Moi, tournemain, je le muselle et le ligote avec les deux ceintures de sécurité.
Qu’ensuite de, je remonte à l’air libre, lesté de mon barda joli.
Je renouche la guinde à Béru. M. le ministre est au volant ; congestionné, l’air rogue. Il se tient en double file. Carson est descendue et examine le grand immeuble neuf. Pinuche dort à l’arrière de la tire.
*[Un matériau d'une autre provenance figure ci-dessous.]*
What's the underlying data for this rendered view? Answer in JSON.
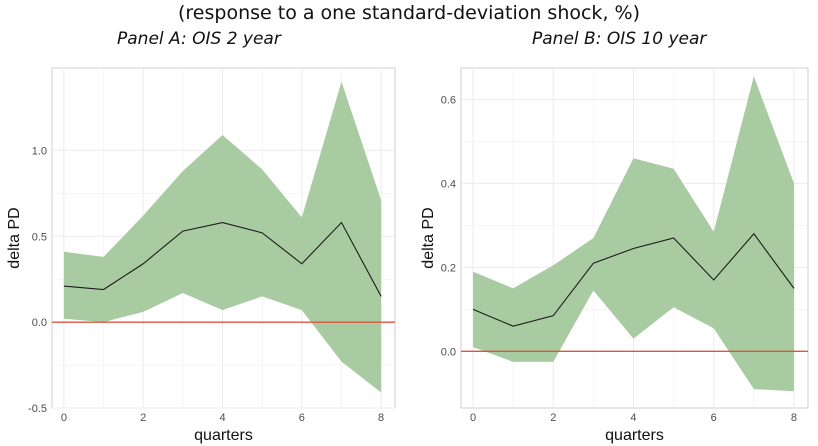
{
  "figure": {
    "title": "(response to a one standard-deviation shock, %)"
  },
  "colors": {
    "band": "#a8cba1",
    "line": "#1c1c1c",
    "zero_line": "#e0533e",
    "grid": "#ebebeb"
  },
  "chart_data": [
    {
      "type": "line",
      "title": "Panel A: OIS 2 year",
      "xlabel": "quarters",
      "ylabel": "delta PD",
      "xlim": [
        -0.3,
        8.35
      ],
      "ylim": [
        -0.5,
        1.48
      ],
      "x_ticks": [
        0,
        2,
        4,
        6,
        8
      ],
      "y_ticks": [
        -0.5,
        0.0,
        0.5,
        1.0
      ],
      "y_tick_labels": [
        "-0.5",
        "0.0",
        "0.5",
        "1.0"
      ],
      "reference_line": 0,
      "grid": true,
      "x": [
        0,
        1,
        2,
        3,
        4,
        5,
        6,
        7,
        8
      ],
      "series": [
        {
          "values": [
            0.21,
            0.19,
            0.34,
            0.53,
            0.58,
            0.52,
            0.34,
            0.58,
            0.15
          ]
        }
      ],
      "band": {
        "lower": [
          0.02,
          0.0,
          0.06,
          0.17,
          0.07,
          0.15,
          0.07,
          -0.23,
          -0.41
        ],
        "upper": [
          0.41,
          0.38,
          0.62,
          0.88,
          1.09,
          0.89,
          0.61,
          1.4,
          0.71
        ]
      }
    },
    {
      "type": "line",
      "title": "Panel B: OIS 10 year",
      "xlabel": "quarters",
      "ylabel": "delta PD",
      "xlim": [
        -0.3,
        8.35
      ],
      "ylim": [
        -0.135,
        0.675
      ],
      "x_ticks": [
        0,
        2,
        4,
        6,
        8
      ],
      "y_ticks": [
        0.0,
        0.2,
        0.4,
        0.6
      ],
      "y_tick_labels": [
        "0.0",
        "0.2",
        "0.4",
        "0.6"
      ],
      "reference_line": 0,
      "grid": true,
      "x": [
        0,
        1,
        2,
        3,
        4,
        5,
        6,
        7,
        8
      ],
      "series": [
        {
          "values": [
            0.1,
            0.06,
            0.085,
            0.21,
            0.245,
            0.27,
            0.17,
            0.28,
            0.15
          ]
        }
      ],
      "band": {
        "lower": [
          0.01,
          -0.025,
          -0.025,
          0.145,
          0.03,
          0.105,
          0.055,
          -0.09,
          -0.095
        ],
        "upper": [
          0.19,
          0.15,
          0.205,
          0.27,
          0.46,
          0.435,
          0.285,
          0.655,
          0.4
        ]
      }
    }
  ]
}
— Je pars en visite, leur annoncé-je. Septième étage : Arabian Company. Si dans un an et un jour je n’ai pas reparu, mon cadavre sera à vous !
Et sans plus en casser, j’engouffre dans la vaste entrée marmoréenne et verreuse, avec une bioutifoule sculpture de bronze sur un socle qui représente je ne sais quoi, mais sur trois mètres de haut.
Il y a trois locataires par étage. L’Arabian Company se situe pile en face de l’ascenseur. Une fois devant la forte lourde bardée de serrures, j’hésite. Vais-je essayer de la bricoler afin d’entrer par surprise ? Je dénombre quatre verrous, made in Germany , avec d’étroits orifices qui en disent long sur leur inexpugnabilité. Pas le temps de m’attaquer à ce puzzle. Alors, je sonne. On verra bien.